Query Performance in Production cluster

Hi Guys,

I have deployed a druid production cluster using GCP with the follow specification:

4 Data nodes - 36 cpus + 136 GB ram + 500 SSD

1 Query node - 10 cpu + 36GB ram

1 Query node - 8 cpu + 20GB ram

We have 10 Billions of rows in a Druid datasource and We have created a dashboard using tableau and avatica jdbc connector.

The datasource has segments per day approximately (200mb - 400mb)

Our problem is the performance with the querys.

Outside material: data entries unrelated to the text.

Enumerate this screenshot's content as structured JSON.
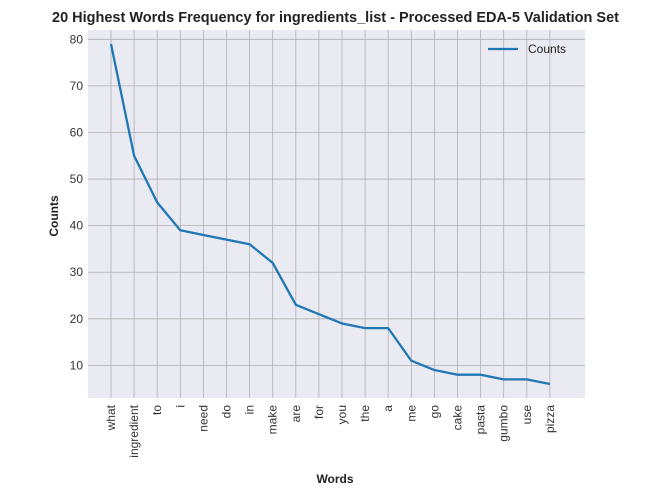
{
  "chart_data": {
    "type": "line",
    "title": "20 Highest Words Frequency for ingredients_list - Processed EDA-5 Validation Set",
    "xlabel": "Words",
    "ylabel": "Counts",
    "categories": [
      "what",
      "ingredient",
      "to",
      "i",
      "need",
      "do",
      "in",
      "make",
      "are",
      "for",
      "you",
      "the",
      "a",
      "me",
      "go",
      "cake",
      "pasta",
      "gumbo",
      "use",
      "pizza"
    ],
    "series": [
      {
        "name": "Counts",
        "values": [
          79,
          55,
          45,
          39,
          38,
          37,
          36,
          32,
          23,
          21,
          19,
          18,
          18,
          11,
          9,
          8,
          8,
          7,
          7,
          6
        ]
      }
    ],
    "ylim": [
      3,
      82
    ],
    "yticks": [
      10,
      20,
      30,
      40,
      50,
      60,
      70,
      80
    ],
    "grid": true,
    "legend": "top-right",
    "colors": {
      "line": "#1f77b4",
      "background": "#eaeaf2",
      "grid": "#b0b0b0"
    }
  }
}
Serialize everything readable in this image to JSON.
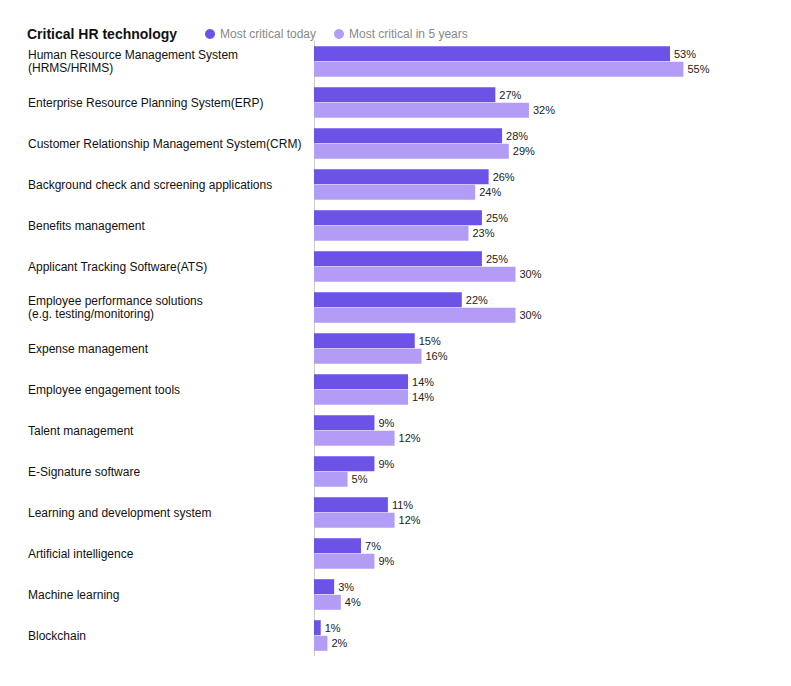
{
  "chart_data": {
    "type": "bar",
    "title": "Critical HR technology",
    "orientation": "horizontal",
    "legend": "top",
    "grid": false,
    "tick_labels": "y",
    "data_labels": true,
    "categories": [
      "Human Resource Management System\n(HRMS/HRIMS)",
      "Enterprise Resource Planning System(ERP)",
      "Customer Relationship Management System(CRM)",
      "Background check and screening applications",
      "Benefits management",
      "Applicant Tracking Software(ATS)",
      "Employee performance solutions\n(e.g. testing/monitoring)",
      "Expense management",
      "Employee engagement tools",
      "Talent management",
      "E-Signature software",
      "Learning and development system",
      "Artificial intelligence",
      "Machine learning",
      "Blockchain"
    ],
    "xlim": [
      0,
      60
    ],
    "series": [
      {
        "name": "Most critical today",
        "color": "#6c52e6",
        "values": [
          53,
          27,
          28,
          26,
          25,
          25,
          22,
          15,
          14,
          9,
          9,
          11,
          7,
          3,
          1
        ],
        "value_labels": [
          "53%",
          "27%",
          "28%",
          "26%",
          "25%",
          "25%",
          "22%",
          "15%",
          "14%",
          "9%",
          "9%",
          "11%",
          "7%",
          "3%",
          "1%"
        ]
      },
      {
        "name": "Most critical in 5 years",
        "color": "#b39cf6",
        "values": [
          55,
          32,
          29,
          24,
          23,
          30,
          30,
          16,
          14,
          12,
          5,
          12,
          9,
          4,
          2
        ],
        "value_labels": [
          "55%",
          "32%",
          "29%",
          "24%",
          "23%",
          "30%",
          "30%",
          "16%",
          "14%",
          "12%",
          "5%",
          "12%",
          "9%",
          "4%",
          "2%"
        ]
      }
    ]
  }
}
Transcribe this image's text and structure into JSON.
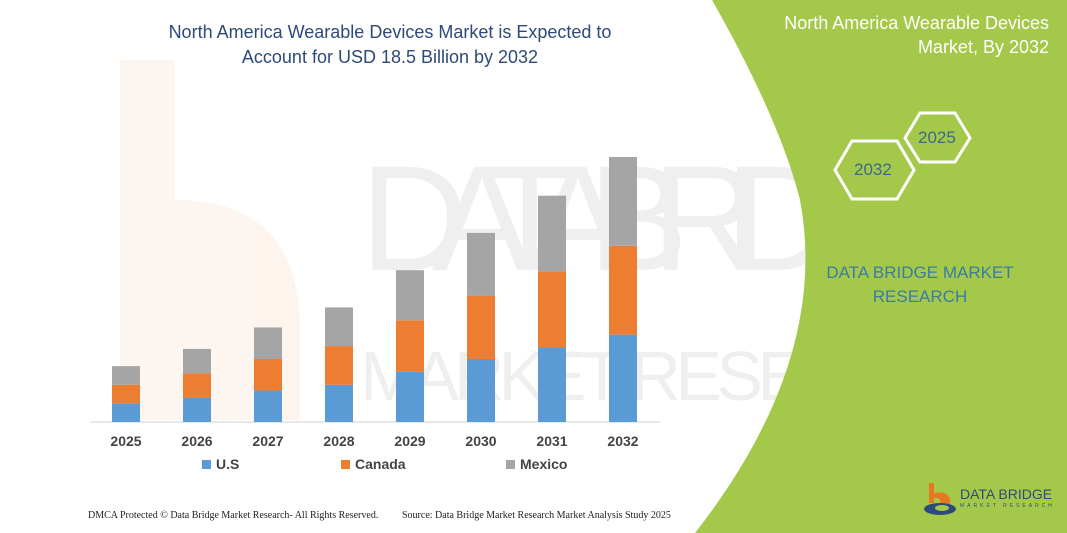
{
  "title": "North America Wearable Devices Market is Expected to Account for USD 18.5 Billion by 2032",
  "side_panel": {
    "title": "North America Wearable Devices Market, By 2032",
    "hex_labels": [
      "2032",
      "2025"
    ],
    "brand_text": "DATA BRIDGE MARKET RESEARCH",
    "color": "#a4c94a"
  },
  "logo": {
    "name": "DATA BRIDGE",
    "sub": "MARKET RESEARCH"
  },
  "footer": {
    "left": "DMCA Protected © Data Bridge Market Research- All Rights Reserved.",
    "right": "Source: Data Bridge Market Research Market Analysis Study 2025"
  },
  "chart_data": {
    "type": "bar",
    "stacked": true,
    "title": "North America Wearable Devices Market is Expected to Account for USD 18.5 Billion by 2032",
    "categories": [
      "2025",
      "2026",
      "2027",
      "2028",
      "2029",
      "2030",
      "2031",
      "2032"
    ],
    "series": [
      {
        "name": "U.S",
        "color": "#5b9bd5",
        "values": [
          1.3,
          1.7,
          2.2,
          2.6,
          3.5,
          4.4,
          5.2,
          6.1
        ]
      },
      {
        "name": "Canada",
        "color": "#ed7d31",
        "values": [
          1.3,
          1.7,
          2.2,
          2.7,
          3.6,
          4.4,
          5.3,
          6.2
        ]
      },
      {
        "name": "Mexico",
        "color": "#a5a5a5",
        "values": [
          1.3,
          1.7,
          2.2,
          2.7,
          3.5,
          4.4,
          5.3,
          6.2
        ]
      }
    ],
    "grid": false,
    "y_axis_shown": false,
    "legend": "bottom"
  }
}
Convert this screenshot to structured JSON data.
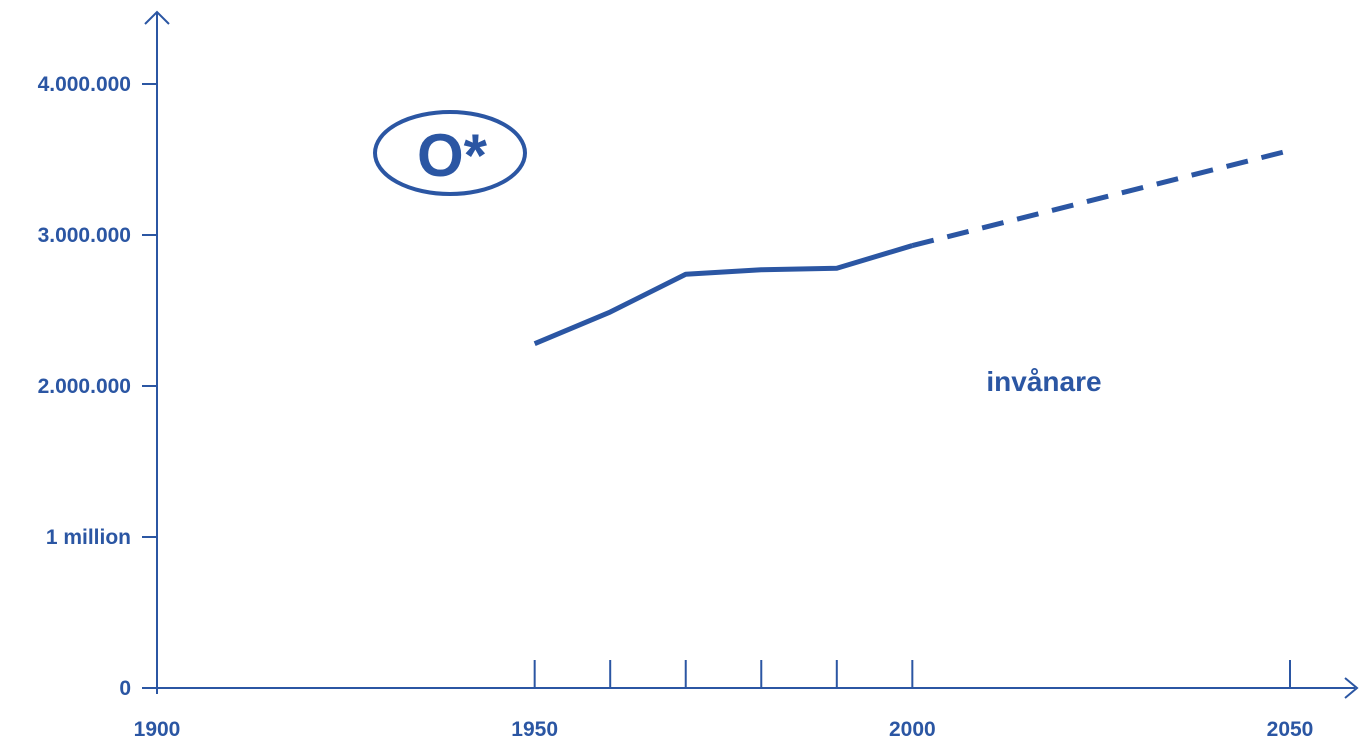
{
  "colors": {
    "accent": "#2b56a3",
    "background": "#ffffff"
  },
  "chart_data": {
    "type": "line",
    "xlim": [
      1900,
      2050
    ],
    "ylim": [
      0,
      4000000
    ],
    "x_ticks": [
      {
        "value": 1900,
        "label": "1900"
      },
      {
        "value": 1950,
        "label": "1950"
      },
      {
        "value": 1960,
        "label": ""
      },
      {
        "value": 1970,
        "label": ""
      },
      {
        "value": 1980,
        "label": ""
      },
      {
        "value": 1990,
        "label": ""
      },
      {
        "value": 2000,
        "label": "2000"
      },
      {
        "value": 2050,
        "label": "2050"
      }
    ],
    "y_ticks": [
      {
        "value": 0,
        "label": "0"
      },
      {
        "value": 1000000,
        "label": "1 million"
      },
      {
        "value": 2000000,
        "label": "2.000.000"
      },
      {
        "value": 3000000,
        "label": "3.000.000"
      },
      {
        "value": 4000000,
        "label": "4.000.000"
      }
    ],
    "series": [
      {
        "name": "invånare",
        "style": "solid",
        "points": [
          {
            "x": 1950,
            "y": 2280000
          },
          {
            "x": 1960,
            "y": 2490000
          },
          {
            "x": 1970,
            "y": 2740000
          },
          {
            "x": 1980,
            "y": 2770000
          },
          {
            "x": 1990,
            "y": 2780000
          },
          {
            "x": 2000,
            "y": 2930000
          }
        ]
      },
      {
        "style": "dashed",
        "points": [
          {
            "x": 2000,
            "y": 2930000
          },
          {
            "x": 2050,
            "y": 3560000
          }
        ]
      }
    ],
    "annotations": {
      "badge": "O*",
      "series_label": "invånare"
    },
    "grid": false,
    "legend": "none"
  }
}
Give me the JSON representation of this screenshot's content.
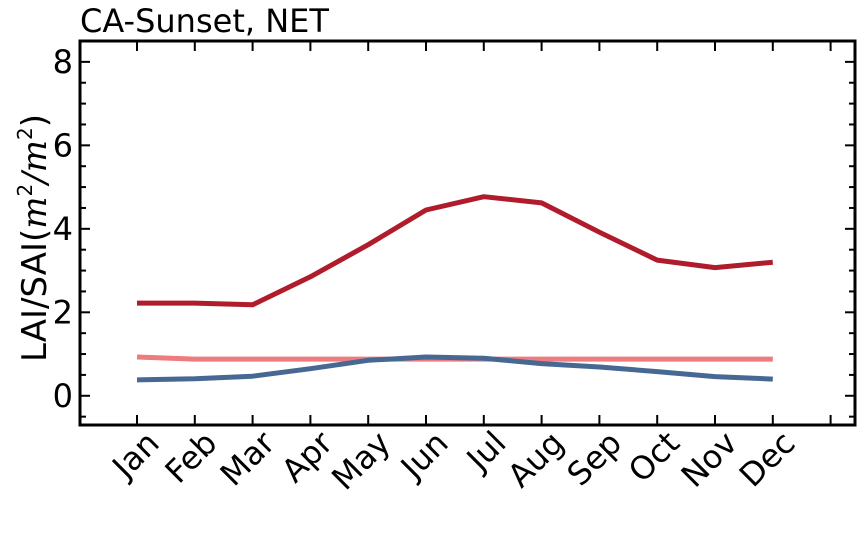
{
  "chart_data": {
    "type": "line",
    "title": "CA-Sunset, NET",
    "xlabel": "",
    "ylabel": {
      "prefix": "LAI/SAI(",
      "m1": "m",
      "sup1": "2",
      "slash": "/",
      "m2": "m",
      "sup2": "2",
      "suffix": ")"
    },
    "categories": [
      "Jan",
      "Feb",
      "Mar",
      "Apr",
      "May",
      "Jun",
      "Jul",
      "Aug",
      "Sep",
      "Oct",
      "Nov",
      "Dec"
    ],
    "ylim": [
      -0.7,
      8.5
    ],
    "yticks": [
      0,
      2,
      4,
      6,
      8
    ],
    "yticks_minor": [
      -0.5,
      0.5,
      1,
      1.5,
      2.5,
      3,
      3.5,
      4.5,
      5,
      5.5,
      6.5,
      7,
      7.5,
      8.5
    ],
    "grid": false,
    "series": [
      {
        "color": "#b01c2b",
        "values": [
          2.22,
          2.22,
          2.18,
          2.85,
          3.62,
          4.45,
          4.77,
          4.62,
          3.92,
          3.25,
          3.07,
          3.2
        ]
      },
      {
        "color": "#ee7b7e",
        "values": [
          0.93,
          0.88,
          0.88,
          0.88,
          0.88,
          0.88,
          0.88,
          0.88,
          0.88,
          0.88,
          0.88,
          0.88
        ]
      },
      {
        "color": "#476892",
        "values": [
          0.38,
          0.41,
          0.47,
          0.65,
          0.85,
          0.93,
          0.9,
          0.77,
          0.69,
          0.58,
          0.46,
          0.4
        ]
      }
    ]
  }
}
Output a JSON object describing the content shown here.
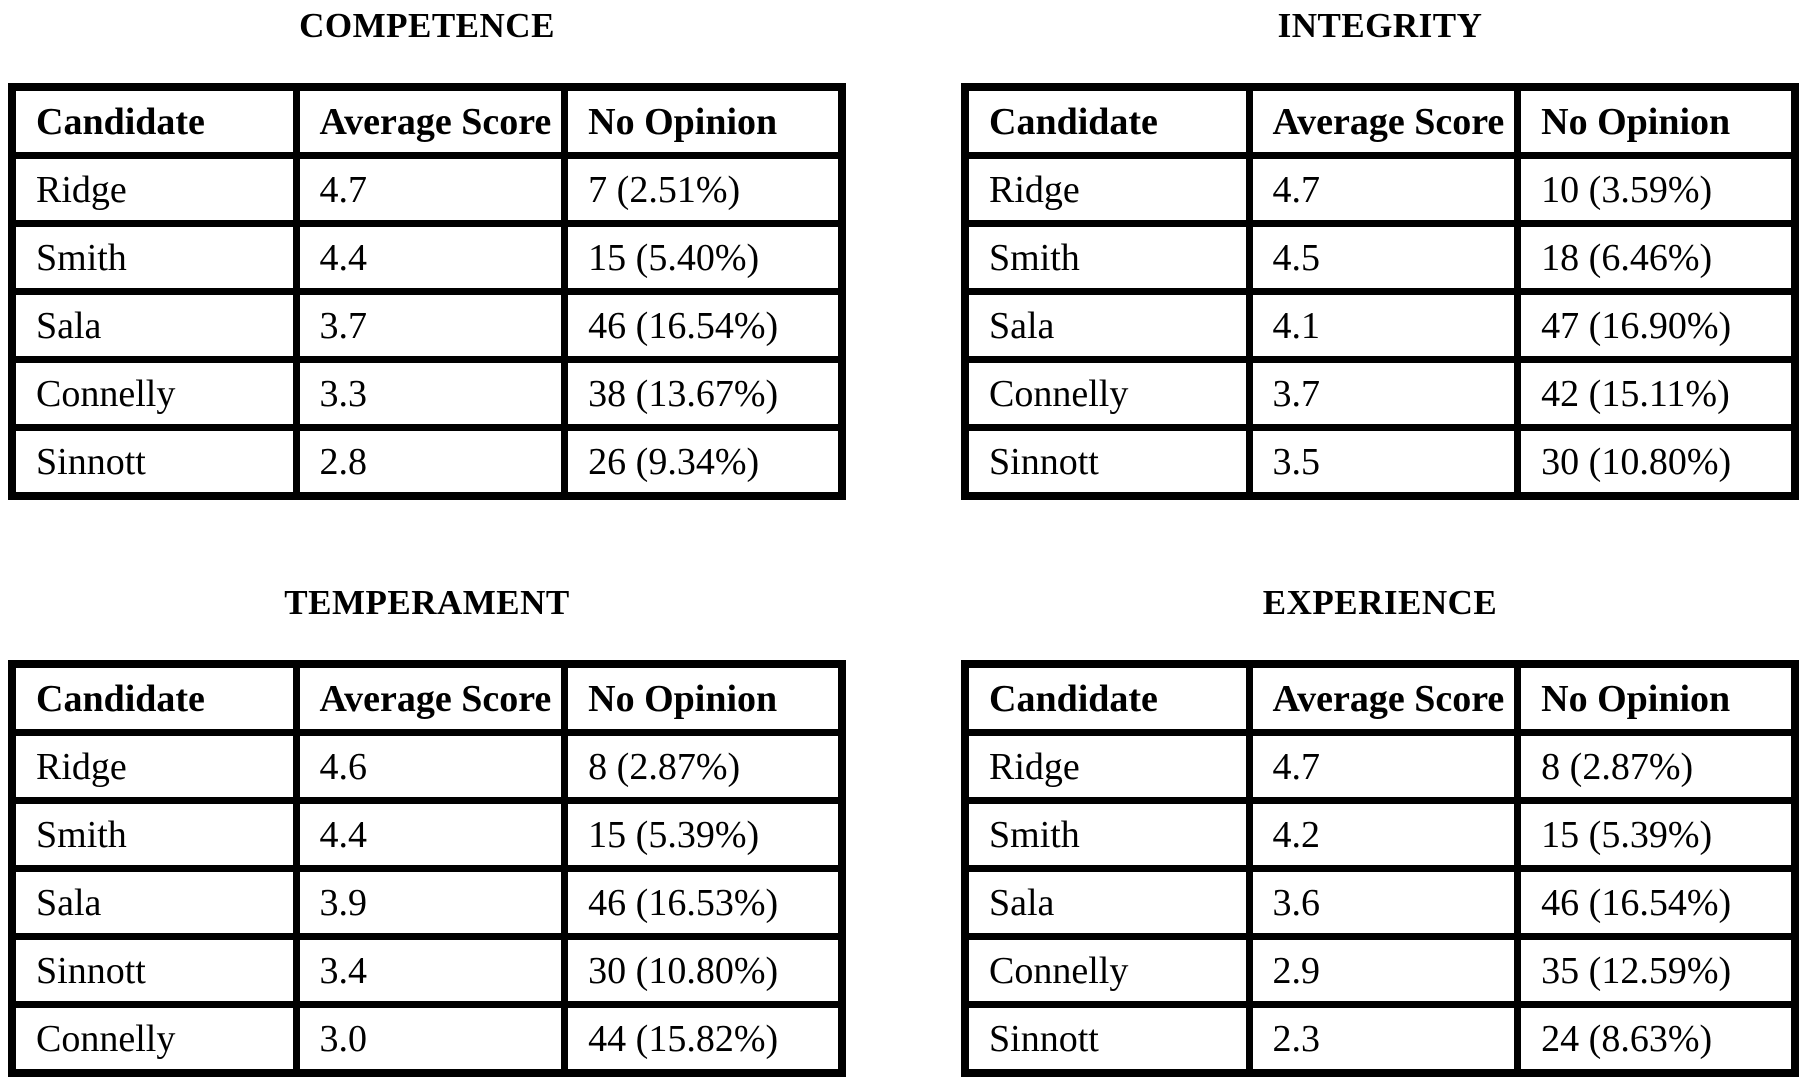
{
  "page": {
    "background_color": "#ffffff",
    "text_color": "#000000",
    "border_color": "#000000"
  },
  "tables": [
    {
      "id": "competence",
      "title": "COMPETENCE",
      "columns": [
        "Candidate",
        "Average Score",
        "No Opinion"
      ],
      "rows": [
        {
          "candidate": "Ridge",
          "average_score": "4.7",
          "no_opinion": "7 (2.51%)"
        },
        {
          "candidate": "Smith",
          "average_score": "4.4",
          "no_opinion": "15 (5.40%)"
        },
        {
          "candidate": "Sala",
          "average_score": "3.7",
          "no_opinion": "46 (16.54%)"
        },
        {
          "candidate": "Connelly",
          "average_score": "3.3",
          "no_opinion": "38 (13.67%)"
        },
        {
          "candidate": "Sinnott",
          "average_score": "2.8",
          "no_opinion": "26 (9.34%)"
        }
      ]
    },
    {
      "id": "integrity",
      "title": "INTEGRITY",
      "columns": [
        "Candidate",
        "Average Score",
        "No Opinion"
      ],
      "rows": [
        {
          "candidate": "Ridge",
          "average_score": "4.7",
          "no_opinion": "10 (3.59%)"
        },
        {
          "candidate": "Smith",
          "average_score": "4.5",
          "no_opinion": "18 (6.46%)"
        },
        {
          "candidate": "Sala",
          "average_score": "4.1",
          "no_opinion": "47 (16.90%)"
        },
        {
          "candidate": "Connelly",
          "average_score": "3.7",
          "no_opinion": "42 (15.11%)"
        },
        {
          "candidate": "Sinnott",
          "average_score": "3.5",
          "no_opinion": "30 (10.80%)"
        }
      ]
    },
    {
      "id": "temperament",
      "title": "TEMPERAMENT",
      "columns": [
        "Candidate",
        "Average Score",
        "No Opinion"
      ],
      "rows": [
        {
          "candidate": "Ridge",
          "average_score": "4.6",
          "no_opinion": "8 (2.87%)"
        },
        {
          "candidate": "Smith",
          "average_score": "4.4",
          "no_opinion": "15 (5.39%)"
        },
        {
          "candidate": "Sala",
          "average_score": "3.9",
          "no_opinion": "46 (16.53%)"
        },
        {
          "candidate": "Sinnott",
          "average_score": "3.4",
          "no_opinion": "30 (10.80%)"
        },
        {
          "candidate": "Connelly",
          "average_score": "3.0",
          "no_opinion": "44 (15.82%)"
        }
      ]
    },
    {
      "id": "experience",
      "title": "EXPERIENCE",
      "columns": [
        "Candidate",
        "Average Score",
        "No Opinion"
      ],
      "rows": [
        {
          "candidate": "Ridge",
          "average_score": "4.7",
          "no_opinion": "8 (2.87%)"
        },
        {
          "candidate": "Smith",
          "average_score": "4.2",
          "no_opinion": "15 (5.39%)"
        },
        {
          "candidate": "Sala",
          "average_score": "3.6",
          "no_opinion": "46 (16.54%)"
        },
        {
          "candidate": "Connelly",
          "average_score": "2.9",
          "no_opinion": "35 (12.59%)"
        },
        {
          "candidate": "Sinnott",
          "average_score": "2.3",
          "no_opinion": "24 (8.63%)"
        }
      ]
    }
  ]
}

When I Filtered the dashboard per 1 year (365 days) the time for response is 90sec. and when I writed “top” in the linux console the CPU for all data node was in 90% used

Could you have any idea? or could you give any configuration pls.

Thanks

Jesús

What is your total dataset in TB for 1 year?

My dataset size 477.76 GB

What is the query you are executing and what execution plan is it following? Can you execute it from the Druid console to take the driver out of the equation?

Yes, I attached my query explain, the data node performance before / After the query

I tested this other query using druid console and the execution time is 34 sec.

And Currently, I’m only in the cluster.

after.PNG

queryexplain (2.87 KB)

Any GC activity?

Oh, and run vmstat during the query as well…

This is my jvm.config of Data node

-server

-Xms6g

-Xmx6g

-XX:MaxDirectMemorySize=39g

-XX:+ExitOnOutOfMemoryError

-Duser.timezone=UTC

-Dfile.encoding=UTF-8

-Djava.io.tmpdir=var/tmp

-Djava.util.logging.manager=org.apache.logging.log4j.jul.LogManager

Are there any STW pauses or anything in the logs?